"In five days from now we will march upon the uncles and trample and gore them all to death."
"Well, grandfather, I thank you for your information, and in return will do you a favor that will save you so much hard work on your blunt horns." So saying he drew a long arrow from his quiver and strung his bow, attached the arrow to the string and drew the arrow half way back. The old bull, not seeing what was going on, and half expecting some kind of assistance in his horn sharpening process, stood perfectly still. Thus spoke Stone boy:
"Grandfather, you are too old to join in a war now, and besides if you got mixed up in that big war party you might step in a hole or stumble and fall and be trampled to death. That would be a horrible death, so I will save you all that suffering by just giving you this." At this word he pulled the arrow back to the flint head and let it fly. True to his aim, the arrow went in behind the old bull's foreleg, and with such force was it sent that it went clear through the bull and stuck into a tree two hundred feet away.
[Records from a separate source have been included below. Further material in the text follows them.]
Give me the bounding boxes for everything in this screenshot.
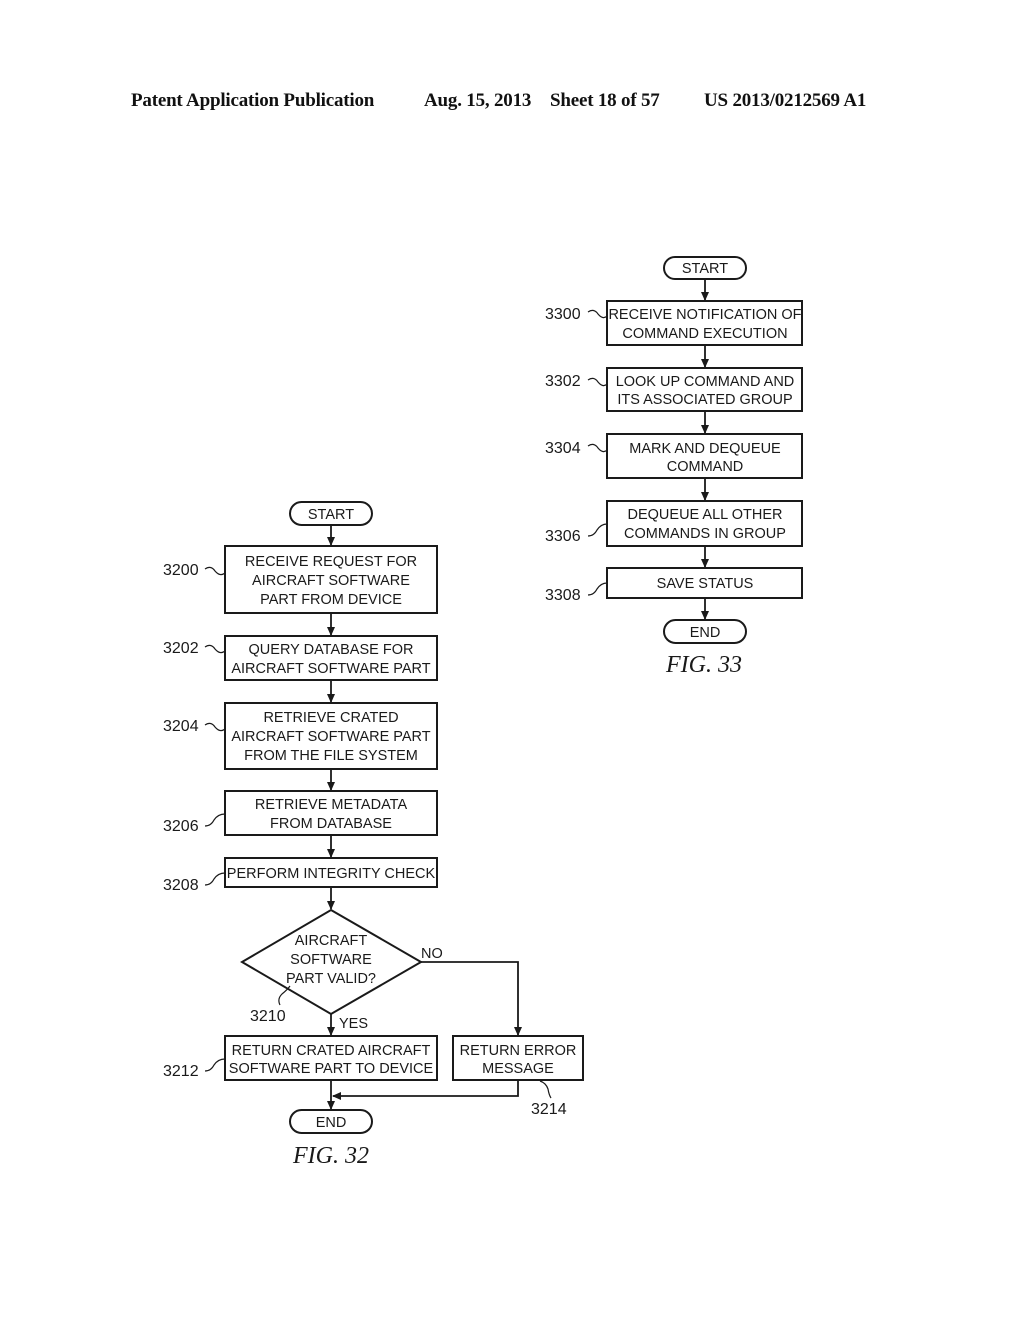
step-text-line: LOOK UP COMMAND AND — [616, 374, 795, 390]
fig32-caption: FIG. 32 — [292, 1143, 369, 1169]
step-text-line: FROM THE FILE SYSTEM — [244, 748, 418, 764]
fig32-step-3212: RETURN CRATED AIRCRAFT SOFTWARE PART TO … — [163, 1035, 438, 1081]
step-ref-number: 3306 — [545, 528, 581, 545]
step-text-line: COMMANDS IN GROUP — [624, 526, 786, 542]
decision-no-label: NO — [421, 946, 443, 962]
fig32-start-terminal: START — [289, 501, 373, 526]
decision-yes-label: YES — [339, 1016, 368, 1032]
step-text-line: AIRCRAFT SOFTWARE PART — [231, 661, 430, 677]
step-text-line: ITS ASSOCIATED GROUP — [617, 392, 792, 408]
step-text-line: AIRCRAFT SOFTWARE — [252, 573, 410, 589]
fig32-flowchart: START RECEIVE REQUEST FOR AIRCRAFT SOFTW… — [163, 501, 584, 1169]
fig33-end-label: END — [690, 625, 721, 641]
step-ref-number: 3304 — [545, 440, 581, 457]
step-ref-number: 3208 — [163, 877, 199, 894]
step-text-line: RETRIEVE CRATED — [263, 710, 398, 726]
step-text-line: COMMAND — [667, 459, 744, 475]
fig32-step-3204: RETRIEVE CRATED AIRCRAFT SOFTWARE PART F… — [163, 702, 438, 770]
fig32-end-terminal: END — [289, 1109, 373, 1134]
step-text-line: DEQUEUE ALL OTHER — [628, 507, 783, 523]
step-text-line: FROM DATABASE — [270, 816, 392, 832]
step-ref-number: 3200 — [163, 562, 199, 579]
step-text-line: AIRCRAFT SOFTWARE PART — [231, 729, 430, 745]
leader-line — [204, 872, 226, 886]
step-text-line: RETURN ERROR — [460, 1043, 577, 1059]
step-ref-number: 3214 — [531, 1101, 567, 1118]
fig32-merge-arrow — [332, 1080, 519, 1100]
fig33-start-terminal: START — [663, 256, 747, 280]
step-text-line: SAVE STATUS — [657, 576, 754, 592]
fig32-step-3202: QUERY DATABASE FOR AIRCRAFT SOFTWARE PAR… — [163, 635, 438, 681]
step-text-line: COMMAND EXECUTION — [622, 326, 787, 342]
step-ref-number: 3206 — [163, 818, 199, 835]
fig33-flowchart: START RECEIVE NOTIFICATION OF COMMAND EX… — [545, 256, 803, 678]
leader-line — [539, 1080, 552, 1099]
fig33-start-label: START — [682, 261, 728, 277]
fig33-step-3306: DEQUEUE ALL OTHER COMMANDS IN GROUP 3306 — [545, 500, 803, 547]
leader-line — [204, 566, 226, 576]
fig32-step-3200: RECEIVE REQUEST FOR AIRCRAFT SOFTWARE PA… — [163, 545, 438, 614]
step-text-line: RETURN CRATED AIRCRAFT — [232, 1043, 431, 1059]
fig33-end-terminal: END — [663, 619, 747, 644]
leader-line — [587, 582, 608, 596]
fig33-step-3308: SAVE STATUS 3308 — [545, 567, 803, 604]
step-text-line: PERFORM INTEGRITY CHECK — [227, 866, 436, 882]
decision-text-line: PART VALID? — [286, 971, 376, 987]
fig32-no-arrow — [421, 961, 522, 1036]
flowchart-canvas: START RECEIVE NOTIFICATION OF COMMAND EX… — [163, 256, 803, 1169]
leader-line — [204, 1058, 226, 1072]
step-ref-number: 3302 — [545, 373, 581, 390]
decision-ref-number: 3210 — [250, 1008, 286, 1025]
leader-line — [587, 377, 608, 387]
fig32-decision-3210: AIRCRAFT SOFTWARE PART VALID? 3210 NO YE… — [240, 908, 443, 1032]
step-text-line: MESSAGE — [482, 1061, 554, 1077]
step-text-line: PART FROM DEVICE — [260, 592, 402, 608]
fig33-caption: FIG. 33 — [665, 652, 742, 678]
decision-text-line: AIRCRAFT — [295, 933, 368, 949]
leader-line — [587, 309, 608, 319]
step-ref-number: 3202 — [163, 640, 199, 657]
step-text-line: RETRIEVE METADATA — [255, 797, 408, 813]
fig32-start-label: START — [308, 507, 354, 523]
step-ref-number: 3212 — [163, 1063, 199, 1080]
leader-line — [278, 985, 291, 1006]
leader-line — [587, 443, 608, 453]
step-text-line: MARK AND DEQUEUE — [629, 441, 781, 457]
leader-line — [587, 523, 608, 537]
fig33-step-3302: LOOK UP COMMAND AND ITS ASSOCIATED GROUP… — [545, 367, 803, 412]
step-ref-number: 3300 — [545, 306, 581, 323]
leader-line — [204, 644, 226, 654]
fig32-step-3208: PERFORM INTEGRITY CHECK 3208 — [163, 857, 438, 894]
leader-line — [204, 813, 226, 827]
leader-line — [204, 722, 226, 732]
step-text-line: SOFTWARE PART TO DEVICE — [229, 1061, 434, 1077]
step-text-line: QUERY DATABASE FOR — [249, 642, 414, 658]
fig33-step-3304: MARK AND DEQUEUE COMMAND 3304 — [545, 433, 803, 479]
step-ref-number: 3204 — [163, 718, 199, 735]
fig32-step-3214: RETURN ERROR MESSAGE 3214 — [452, 1035, 584, 1118]
step-text-line: RECEIVE REQUEST FOR — [245, 554, 417, 570]
fig32-end-label: END — [316, 1115, 347, 1131]
step-text-line: RECEIVE NOTIFICATION OF — [608, 307, 801, 323]
decision-text-line: SOFTWARE — [290, 952, 372, 968]
fig32-step-3206: RETRIEVE METADATA FROM DATABASE 3206 — [163, 790, 438, 836]
fig33-step-3300: RECEIVE NOTIFICATION OF COMMAND EXECUTIO… — [545, 300, 803, 346]
step-ref-number: 3308 — [545, 587, 581, 604]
Walking over to the tree, he pulled out his arrow. Coolly straightening his arrow between his teeth and sighting it for accuracy, he shoved it back into the quiver with its brothers, exclaiming: "I guess, grandpa, you won't need to sharpen your horns for Stone boy and his uncles."
Upon his arrival home he told his uncles to get to work building three stockades with ditches between and make the ditches wide and deep so they will hold plenty of buffalo. "The fourth fence I will build myself," he said.
The brothers got to work early and worked until very late at night.
They built three corrals and dug three ditches around the hut, and it took them three days to complete the work. Stone boy hadn't done a thing towards building his fence yet, and there were only two days more left before the charge of the buffalo would commence. Still the boy didn't seem to bother himself about the fence. Instead he had his mother continually cutting arrow sticks, and as fast as she could bring them he would shape them, feather and head them. So by the time his uncles had their fences and corrals finished he had a thousand arrows finished for each of his uncles. The last two days they had to wait, the uncles joined him and they finished several thousand more arrows. The evening before the fifth day he told his uncles to put up four posts, so they could use them as seats from which to shoot.
While they were doing this, Stone boy went out to scout and see how things looked. At daylight he came hurriedly in saying, "You had better get to the first corral; they are coming." "You haven't built your fence, nephew." Whereupon Stone boy said: "I will build it in time; don't worry, uncle." The dust on the hillsides rose as great clouds of smoke from a forest fire. Soon the leaders of the charge came in sight, and upon seeing the timber stockade they gave forth a great snort or roar that fairly shook the earth. Thousands upon thousands of mad buffalo charged upon the little fort. The leaders hit the first stockade and it soon gave way. The maddened buffalo pushed forward by the thousands behind them; plunged forward, only to fall into the first ditch and be trampled to death by those behind them. The brothers were not slow in using their arrows, and many a noble beast went down before their deadly aim with a little flint pointed arrow buried deep in his heart.
The second stockade stood their charge a little longer than did the first, but finally this gave way, and the leaders pushed on through, only to fall into the second ditch and meet a similar fate to those in the first. The brothers commenced to look anxiously towards their nephew, as there was only one more stockade left, and the second ditch was nearly bridged over with dead buffalo, with the now thrice maddened buffalo attacking the last stockade more furiously than before, as they could see the little hut through the openings in the corral.
"Come in, uncles," shouted Stone boy. They obeyed him, and stepping to the center he said: "Watch me build my fence." Suiting the words, he took from his belt an arrow with a white stone fastened to the point and fastening it to his bow, he shot it high in the air. Straight up into the air it went, for two or three thousand feet, then seemed to stop suddenly and turned with point down and descended as swiftly as it had ascended. Upon striking the ground a high stone wall arose, enclosing the hut and all who were inside. Just then the buffalo broke the last stockade only to fill the last ditch up again. In vain did the leaders butt the stone wall. They hurt themselves, broke their horns and mashed their snouts, but could not even scar the wall.
The uncles and Stone boy in the meantime rained arrows of death into their ranks.
When the buffalo chief saw what they had to contend with, he ordered the fight off. The crier or herald sang out: "Come away, come away, Stone boy and his uncles will kill all of us."
So the buffalo withdrew, leaving over two thousand of their dead and wounded on the field, only to be skinned and put away for the feasts of Stone boy and his uncles, who lived to be great chiefs of their own tribe, and whose many relations soon joined them on the banks of Stone Boy Creek.